Al mio arrivo mostro la radio. Spiego che la botta deve aver fracassato una manopola ma che la radio nonostante tutto funziona quasi completamente. Solo il ricevitore ha qualche noia. Il tecnico precisa che forse ho rotto la mother board e che quindi la spesa della riparazione potrebbe essere ingiustificabile. Speriamo di no.
In ogni caso stavo per andare quando lui fa: "visto che sei venuto da cosi' lontano ti faccio vedere il laboratorio". Io acconsento.
Usciamo di casa e passando dal retro entriamo in un'altra casa uguale alla prima, sia come forma che come dimensione. E' il laboratorio.
Hal apre la porta e io rimango a bocca aperta. Ordinati per produttore sono allineati su dozzine di scaffali ricetrasmettitori vecchissimi di ogni tipo. Roba degli anni60/70/80. Tutti messi a nuovo. Tutti perfetti.
Hal mi spiega che li compra per ripararli e rivenderli in tutto il mondo, Italia compresa.
Ci saranno state 3 o 400 radio. Tutte in vendita. Piu' che un negozio a me sembrava un museo della radio.
Ho trovato dentro i primi CB Midland (prodotti 20 anni prima del mio Alan48), un Kenwood TS-120 (la radio con cui parlai per la prima volta all'estero nel 1994), un Icom IC-745 (prima radio acquistata usata facendo il cameriere) oltre a dozzine di modelli piu' vecchi di radio a valvole.
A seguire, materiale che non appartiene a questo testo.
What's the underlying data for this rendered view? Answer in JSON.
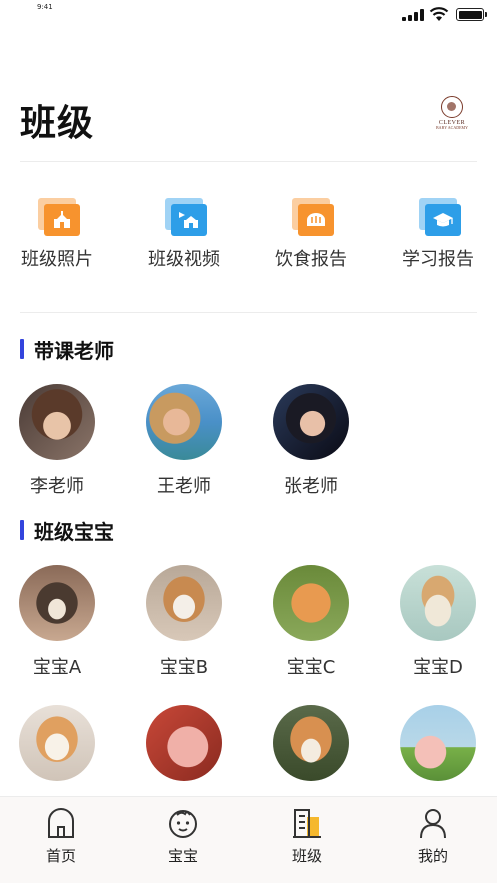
{
  "status_bar": {
    "time": "9:41"
  },
  "header": {
    "title": "班级",
    "logo_text": "CLEVER",
    "logo_sub": "BABY ACADEMY"
  },
  "quick_menu": [
    {
      "label": "班级照片",
      "icon": "class-photo-icon",
      "color": "#f7932e"
    },
    {
      "label": "班级视频",
      "icon": "class-video-icon",
      "color": "#2d9ee8"
    },
    {
      "label": "饮食报告",
      "icon": "diet-report-icon",
      "color": "#f7932e"
    },
    {
      "label": "学习报告",
      "icon": "study-report-icon",
      "color": "#2d9ee8"
    }
  ],
  "teachers_section": {
    "title": "带课老师",
    "items": [
      {
        "name": "李老师"
      },
      {
        "name": "王老师"
      },
      {
        "name": "张老师"
      }
    ]
  },
  "babies_section": {
    "title": "班级宝宝",
    "items": [
      {
        "name": "宝宝A"
      },
      {
        "name": "宝宝B"
      },
      {
        "name": "宝宝C"
      },
      {
        "name": "宝宝D"
      },
      {
        "name": ""
      },
      {
        "name": ""
      },
      {
        "name": ""
      },
      {
        "name": ""
      }
    ]
  },
  "tabbar": {
    "items": [
      {
        "label": "首页",
        "icon": "home-icon"
      },
      {
        "label": "宝宝",
        "icon": "baby-face-icon"
      },
      {
        "label": "班级",
        "icon": "class-building-icon"
      },
      {
        "label": "我的",
        "icon": "person-icon"
      }
    ]
  },
  "colors": {
    "accent": "#3344dd",
    "orange": "#f7932e",
    "blue": "#2d9ee8",
    "tab_yellow": "#f5b82e"
  }
}
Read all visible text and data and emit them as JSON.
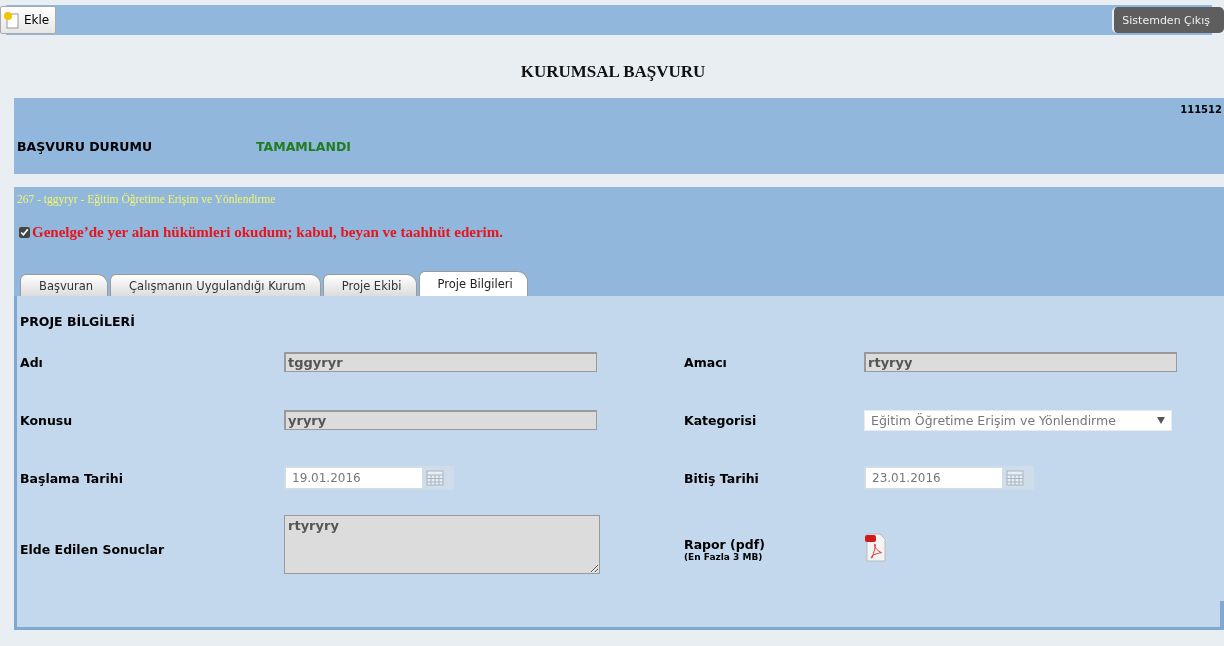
{
  "toolbar": {
    "add_button": "Ekle",
    "logout_button": "Sistemden Çıkış"
  },
  "header": {
    "title": "KURUMSAL BAŞVURU"
  },
  "status": {
    "number": "111512",
    "label": "BAŞVURU DURUMU",
    "value": "TAMAMLANDI"
  },
  "project": {
    "summary": "267 - tggyryr - Eğitim Öğretime Erişim ve Yönlendirme",
    "agreement": {
      "text": "Genelge’de yer alan hükümleri okudum; kabul, beyan ve taahhüt ederim.",
      "checked": true
    }
  },
  "tabs": [
    {
      "label": "Başvuran",
      "selected": false
    },
    {
      "label": "Çalışmanın Uygulandığı Kurum",
      "selected": false
    },
    {
      "label": "Proje Ekibi",
      "selected": false
    },
    {
      "label": "Proje Bilgileri",
      "selected": true
    }
  ],
  "form": {
    "heading": "PROJE BİLGİLERİ",
    "fields": [
      {
        "kind": "text",
        "label": "Adı",
        "value": "tggyryr"
      },
      {
        "kind": "text",
        "label": "Amacı",
        "value": "rtyryy"
      },
      {
        "kind": "text",
        "label": "Konusu",
        "value": "yryry"
      },
      {
        "kind": "select",
        "label": "Kategorisi",
        "value": "Eğitim Öğretime Erişim ve Yönlendirme"
      },
      {
        "kind": "date",
        "label": "Başlama Tarihi",
        "value": "19.01.2016"
      },
      {
        "kind": "date",
        "label": "Bitiş Tarihi",
        "value": "23.01.2016"
      },
      {
        "kind": "textarea",
        "label": "Elde Edilen Sonuclar",
        "value": "rtyryry"
      },
      {
        "kind": "file",
        "label": "Rapor (pdf)",
        "note": "(En Fazla 3 MB)"
      }
    ]
  }
}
Hal era orgoglioso e quando gli ho chiesto se potevo scattare una foto si e' aggiustato la camicia per mettersi in posa.
Spero possa fare il miracolo della riparazione perche' nel rivedere tutte quelle vecchie radio mi e' venuta nostalgia del rumore di fondo delle onde corte, delle ore trascorse a chiamare e della trepidante attesa di ricevere una risposta magari da una stazione americana.